ALPaGE

Parsing French using the MaltParser

home: Statistical dependency parsing of French

Université Paris Diderot - INRIA

Publications

Candito M.-H., Nivre J., Denis P. and Henestroza Anguiano E., 2010,
Benchmarking of Statistical Dependency Parsers for French, proceedings of COLING'2010 (poster session), Beijing, China
pdf

Parsing with MaltParser

Prerequisites

  • MaltParser version 1.3.1, developed by Johan Hall, Jens Nilsson and Joakim Nivre at Växjö University and Uppsala University, Sweden. (Note it won't work with later malt versions)

  • the MElt tagger (downloadable here), developed by Pascal Denis & Benoît Sagot, (Coupling an annotated corpus and a morphosyntactic lexicon for state-of-the-art POS tagging with less human effort. In Proceedings of PACLIC 2009, Hong Kong, China).

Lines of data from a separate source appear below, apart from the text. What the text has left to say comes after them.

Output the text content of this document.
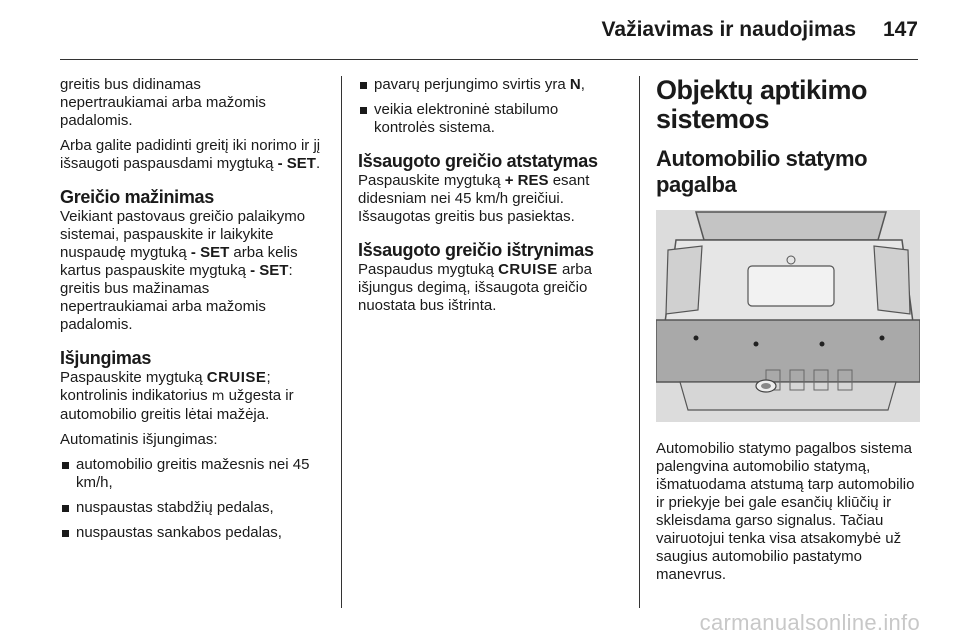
Važiavimas ir naudojimas 147

greitis bus didinamas
nepertraukiamai arba mažomis
padalomis.

Arba galite padidinti greitį iki norimo ir jį išsaugoti paspausdami mygtuką - SET.

Greičio mažinimas

Veikiant pastovaus greičio palaikymo sistemai, paspauskite ir laikykite nuspaudę mygtuką - SET arba kelis kartus paspauskite mygtuką - SET:
greitis bus mažinamas
nepertraukiamai arba mažomis
padalomis.

Išjungimas

Paspauskite mygtuką CRUISE;

kontrolinis indikatorius m užgesta ir automobilio greitis lėtai mažėja.

Automatinis išjungimas:

automobilio greitis mažesnis nei 45 km/h,
nuspaustas stabdžių pedalas,
nuspaustas sankabos pedalas,
pavarų perjungimo svirtis yra N,
veikia elektroninė stabilumo kontrolės sistema.
Išsaugoto greičio atstatymas

Paspauskite mygtuką + RES esant didesniam nei 45 km/h greičiui. Išsaugotas greitis bus pasiektas.

Išsaugoto greičio ištrynimas

Paspaudus mygtuką CRUISE arba išjungus degimą, išsaugota greičio nuostata bus ištrinta.

Objektų aptikimo sistemos
Automobilio statymo pagalba

Automobilio statymo pagalbos sistema palengvina automobilio statymą, išmatuodama atstumą tarp automobilio ir priekyje bei gale esančių kliūčių ir skleisdama garso signalus. Tačiau vairuotojui tenka visa atsakomybė už saugius automobilio pastatymo manevrus.

carmanualsonline.info
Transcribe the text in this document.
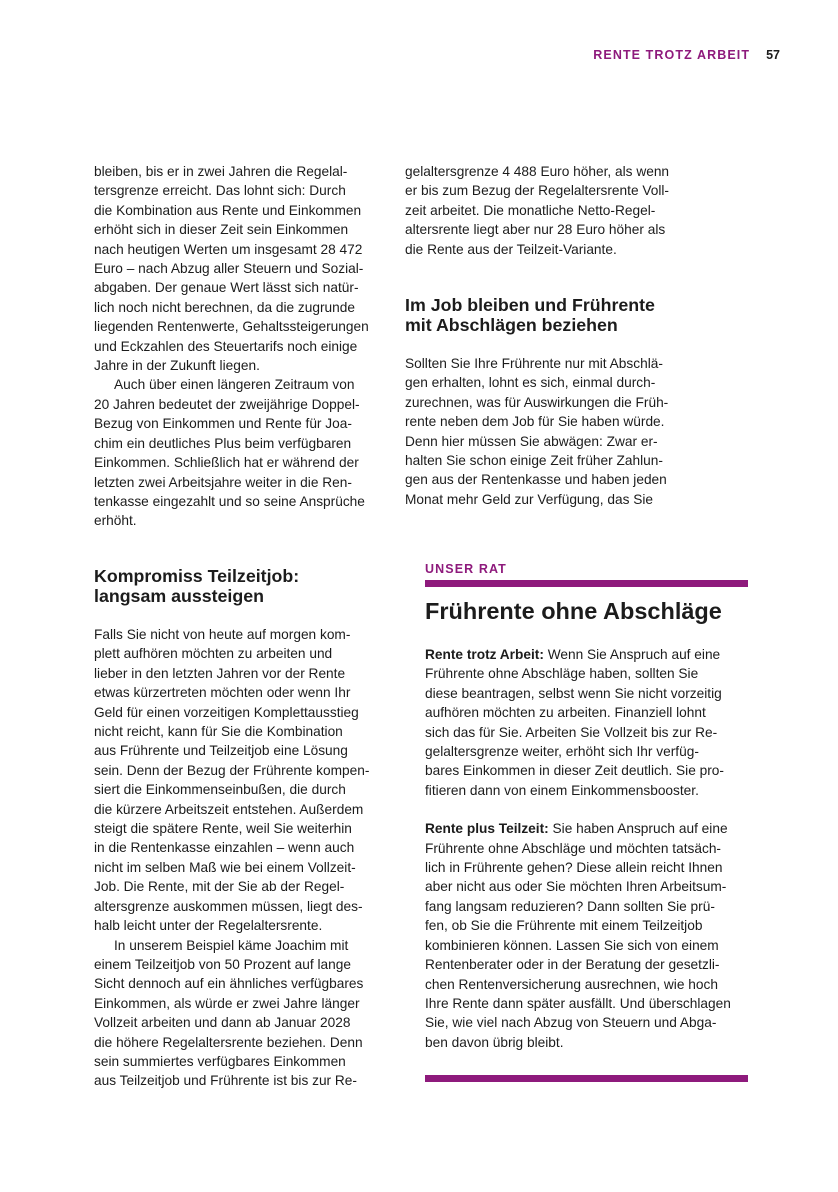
RENTE TROTZ ARBEIT 57

bleiben, bis er in zwei Jahren die Regelal-
tersgrenze erreicht. Das lohnt sich: Durch
die Kombination aus Rente und Einkommen
erhöht sich in dieser Zeit sein Einkommen
nach heutigen Werten um insgesamt 28 472
Euro – nach Abzug aller Steuern und Sozial-
abgaben. Der genaue Wert lässt sich natür-
lich noch nicht berechnen, da die zugrunde
liegenden Rentenwerte, Gehaltssteigerungen
und Eckzahlen des Steuertarifs noch einige
Jahre in der Zukunft liegen.

Auch über einen längeren Zeitraum von
20 Jahren bedeutet der zweijährige Doppel-
Bezug von Einkommen und Rente für Joa-
chim ein deutliches Plus beim verfügbaren
Einkommen. Schließlich hat er während der
letzten zwei Arbeitsjahre weiter in die Ren-
tenkasse eingezahlt und so seine Ansprüche
erhöht.

Kompromiss Teilzeitjob:
langsam aussteigen

Falls Sie nicht von heute auf morgen kom-
plett aufhören möchten zu arbeiten und
lieber in den letzten Jahren vor der Rente
etwas kürzertreten möchten oder wenn Ihr
Geld für einen vorzeitigen Komplettausstieg
nicht reicht, kann für Sie die Kombination
aus Frührente und Teilzeitjob eine Lösung
sein. Denn der Bezug der Frührente kompen-
siert die Einkommenseinbußen, die durch
die kürzere Arbeitszeit entstehen. Außerdem
steigt die spätere Rente, weil Sie weiterhin
in die Rentenkasse einzahlen – wenn auch
nicht im selben Maß wie bei einem Vollzeit-
Job. Die Rente, mit der Sie ab der Regel-
altersgrenze auskommen müssen, liegt des-
halb leicht unter der Regelaltersrente.

In unserem Beispiel käme Joachim mit
einem Teilzeitjob von 50 Prozent auf lange
Sicht dennoch auf ein ähnliches verfügbares
Einkommen, als würde er zwei Jahre länger
Vollzeit arbeiten und dann ab Januar 2028
die höhere Regelaltersrente beziehen. Denn
sein summiertes verfügbares Einkommen
aus Teilzeitjob und Frührente ist bis zur Re-

gelaltersgrenze 4 488 Euro höher, als wenn
er bis zum Bezug der Regelaltersrente Voll-
zeit arbeitet. Die monatliche Netto-Regel-
altersrente liegt aber nur 28 Euro höher als
die Rente aus der Teilzeit-Variante.

Im Job bleiben und Frührente
mit Abschlägen beziehen

Sollten Sie Ihre Frührente nur mit Abschlä-
gen erhalten, lohnt es sich, einmal durch-
zurechnen, was für Auswirkungen die Früh-
rente neben dem Job für Sie haben würde.
Denn hier müssen Sie abwägen: Zwar er-
halten Sie schon einige Zeit früher Zahlun-
gen aus der Rentenkasse und haben jeden
Monat mehr Geld zur Verfügung, das Sie

UNSER RAT
Frührente ohne Abschläge

Rente trotz Arbeit: Wenn Sie Anspruch auf eine
Frührente ohne Abschläge haben, sollten Sie
diese beantragen, selbst wenn Sie nicht vorzeitig
aufhören möchten zu arbeiten. Finanziell lohnt
sich das für Sie. Arbeiten Sie Vollzeit bis zur Re-
gelaltersgrenze weiter, erhöht sich Ihr verfüg-
bares Einkommen in dieser Zeit deutlich. Sie pro-
fitieren dann von einem Einkommensbooster.

Rente plus Teilzeit: Sie haben Anspruch auf eine
Frührente ohne Abschläge und möchten tatsäch-
lich in Frührente gehen? Diese allein reicht Ihnen
aber nicht aus oder Sie möchten Ihren Arbeitsum-
fang langsam reduzieren? Dann sollten Sie prü-
fen, ob Sie die Frührente mit einem Teilzeitjob
kombinieren können. Lassen Sie sich von einem
Rentenberater oder in der Beratung der gesetzli-
chen Rentenversicherung ausrechnen, wie hoch
Ihre Rente dann später ausfällt. Und überschlagen
Sie, wie viel nach Abzug von Steuern und Abga-
ben davon übrig bleibt.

  • download and unzip the BONSAI v3.2 archive, to get preprocessing code, and malt model and settings (best Malt model according to benchmark : uses predicted POS, predicted lemmas, predicted morpho features, and unsupervised word clusters). Note preprocessing code requires:
    • perl and python >2.5
    • python-cjson, to install with : python setup.py install

  • Set the MALT_DIR variable to your local path to Malt 1.3.1

  • Set the BONSAI variable to your local path to BONSAI v3.2

Parsing command

The following command will preprocess and parse a raw UTF-8 text file INFILE into INFILE.outmalt :
$BONSAI/bin/bonsai_malt_parse_rawtext.sh [-n] INFILE

Use -n option if your text is already tokenized

Note : The output format is (almost) CoNLL : the 10 usual CoNLL columns, plus an extra column for word cluster ids (between the 6th and 7th usual CoNLL columns).
Note : newlines in input text are systematically interpreted as sentence frontiers.